Bring the water to a boil. Add the olive oil and quinoa. Lightly cover the pot and cook for 15 minutes.
Remove from heat, fluff with a fork, and set aside.
Bring a separate pot of water to a boil and blanch the cabbage leaves (submerge them in the boiling water for 1 minute, then immediately transfer the leaves to a bowl of cold water.) Set aside.
Peel and mince the garlic clove.
Peel the onion and chop it into small pieces.
Heat the remaining 2 tablespoons of olive oil in a medium-sized skillet.

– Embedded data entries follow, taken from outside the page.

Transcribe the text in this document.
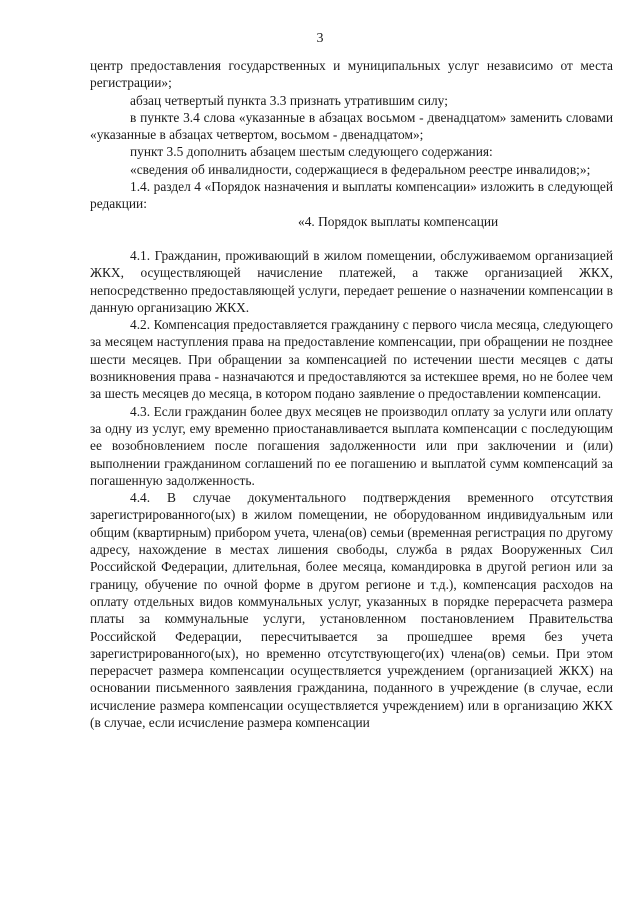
3

центр предоставления государственных и муниципальных услуг независимо от места регистрации»;

абзац четвертый пункта 3.3 признать утратившим силу;

в пункте 3.4 слова «указанные в абзацах восьмом - двенадцатом» заменить словами «указанные в абзацах четвертом, восьмом - двенадцатом»;

пункт 3.5 дополнить абзацем шестым следующего содержания:

«сведения об инвалидности, содержащиеся в федеральном реестре инвалидов;»;

1.4. раздел 4 «Порядок назначения и выплаты компенсации» изложить в следующей редакции:

«4. Порядок выплаты компенсации

4.1. Гражданин, проживающий в жилом помещении, обслуживаемом организацией ЖКХ, осуществляющей начисление платежей, а также организацией ЖКХ, непосредственно предоставляющей услуги, передает решение о назначении компенсации в данную организацию ЖКХ.

4.2. Компенсация предоставляется гражданину с первого числа месяца, следующего за месяцем наступления права на предоставление компенсации, при обращении не позднее шести месяцев. При обращении за компенсацией по истечении шести месяцев с даты возникновения права - назначаются и предоставляются за истекшее время, но не более чем за шесть месяцев до месяца, в котором подано заявление о предоставлении компенсации.

4.3. Если гражданин более двух месяцев не производил оплату за услуги или оплату за одну из услуг, ему временно приостанавливается выплата компенсации с последующим ее возобновлением после погашения задолженности или при заключении и (или) выполнении гражданином соглашений по ее погашению и выплатой сумм компенсаций за погашенную задолженность.

4.4. В случае документального подтверждения временного отсутствия зарегистрированного(ых) в жилом помещении, не оборудованном индивидуальным или общим (квартирным) прибором учета, члена(ов) семьи (временная регистрация по другому адресу, нахождение в местах лишения свободы, служба в рядах Вооруженных Сил Российской Федерации, длительная, более месяца, командировка в другой регион или за границу, обучение по очной форме в другом регионе и т.д.), компенсация расходов на оплату отдельных видов коммунальных услуг, указанных в порядке перерасчета размера платы за коммунальные услуги, установленном постановлением Правительства Российской Федерации, пересчитывается за прошедшее время без учета зарегистрированного(ых), но временно отсутствующего(их) члена(ов) семьи. При этом перерасчет размера компенсации осуществляется учреждением (организацией ЖКХ) на основании письменного заявления гражданина, поданного в учреждение (в случае, если исчисление размера компенсации осуществляется учреждением) или в организацию ЖКХ (в случае, если исчисление размера компенсации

Add the garlic clove and stir. When the garlic releases its aroma, add the onions and stir to combine.
Cook, stirring frequently until the onions become transparent.

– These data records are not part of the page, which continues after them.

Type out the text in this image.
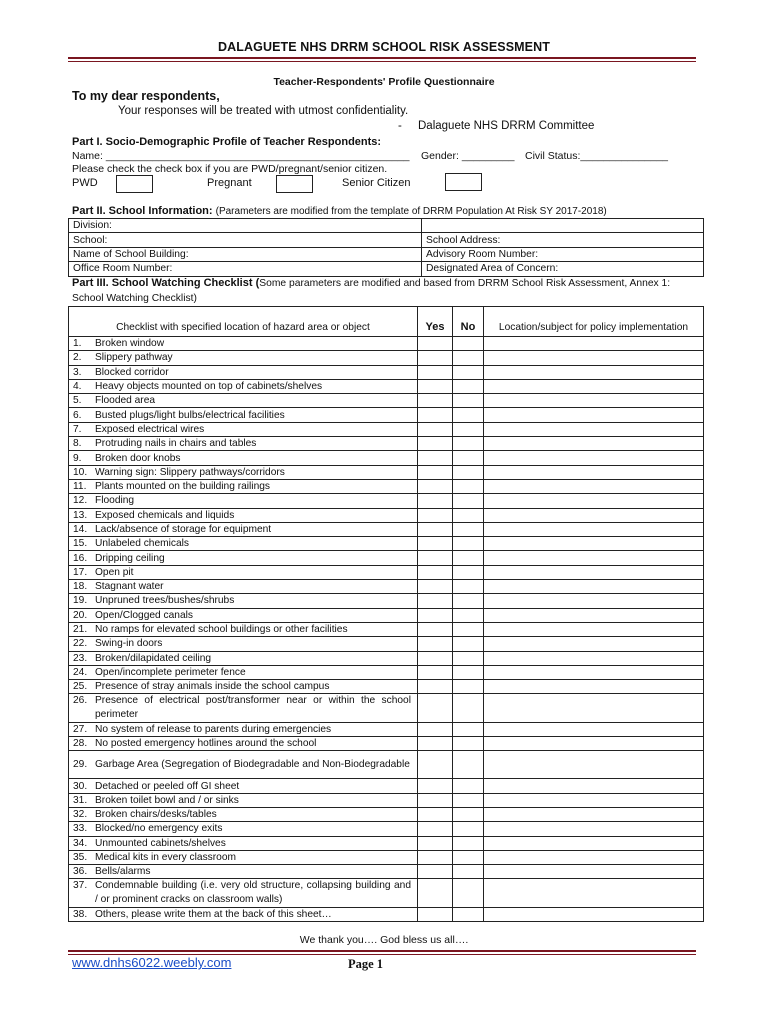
DALAGUETE NHS DRRM SCHOOL RISK ASSESSMENT
Teacher-Respondents' Profile Questionnaire
To my dear respondents,
Your responses will be treated with utmost confidentiality.
- Dalaguete NHS DRRM Committee
Part I. Socio-Demographic Profile of Teacher Respondents:
Name: ____________________________________________________ Gender: _________ Civil Status:_______________
Please check the check box if you are PWD/pregnant/senior citizen.
PWD	Pregnant	Senior Citizen
Part II. School Information: (Parameters are modified from the template of DRRM Population At Risk SY 2017-2018)
Division:	
School:	School Address:
Name of School Building:	Advisory Room Number:
Office Room Number:	Designated Area of Concern:
Part III. School Watching Checklist (Some parameters are modified and based from DRRM School Risk Assessment, Annex 1: School Watching Checklist)
Checklist with specified location of hazard area or object	Yes	No	Location/subject for policy implementation

1. Broken window			

2. Slippery pathway			

3. Blocked corridor			

4. Heavy objects mounted on top of cabinets/shelves			

5. Flooded area			

6. Busted plugs/light bulbs/electrical facilities			

7. Exposed electrical wires			

8. Protruding nails in chairs and tables			

9. Broken door knobs			

10. Warning sign: Slippery pathways/corridors			

11. Plants mounted on the building railings			

12. Flooding			

13. Exposed chemicals and liquids			

14. Lack/absence of storage for equipment			

15. Unlabeled chemicals			

16. Dripping ceiling			

17. Open pit			

18. Stagnant water			

19. Unpruned trees/bushes/shrubs			

20. Open/Clogged canals			

21. No ramps for elevated school buildings or other facilities			

22. Swing-in doors			

23. Broken/dilapidated ceiling			

24. Open/incomplete perimeter fence			

25. Presence of stray animals inside the school campus			

26. Presence of electrical post/transformer near or within the school perimeter			

27. No system of release to parents during emergencies			

28. No posted emergency hotlines around the school			

29. Garbage Area (Segregation of Biodegradable and Non-Biodegradable			

30. Detached or peeled off GI sheet			

31. Broken toilet bowl and / or sinks			

32. Broken chairs/desks/tables			

33. Blocked/no emergency exits			

34. Unmounted cabinets/shelves			

35. Medical kits in every classroom			

36. Bells/alarms			

37. Condemnable building (i.e. very old structure, collapsing building and / or prominent cracks on classroom walls)			

38. Others, please write them at the back of this sheet…			

We thank you…. God bless us all….
www.dnhs6022.weebly.com	Page 1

Add the butternut squash pieces and cook, stirring, until the pieces become soft and the onions start to crisp (about 20 minutes).
Chop up the sauerkraut and then mix it into the pan.
Cook, stirring to combine everything for another 5 minutes. Season the mixture with salt and pepper to taste.
Remove from heat. Let cool.
Add the egg, breadcrumbs, and pumpkin seeds to the cooked quinoa. Mix to combine thoroughly.
Combine the sauerkraut and quinoa mixture together.
Preheat the oven to 350 degrees F. Grease a medium-sized casserole dish.
Lay out the blanched cabbage leaves on the counter. Evenly divide the mixture between the leaves.
Roll up the mixture in the leaves and place in the casserole dish, tucking the ends in. Pour the vegetable broth over the top.
Place in the oven and bake for 15 minutes. Remove from the oven and let cool for 5 minutes before transferring to a platter.
Garnish with extra pumpkin seeds and serve.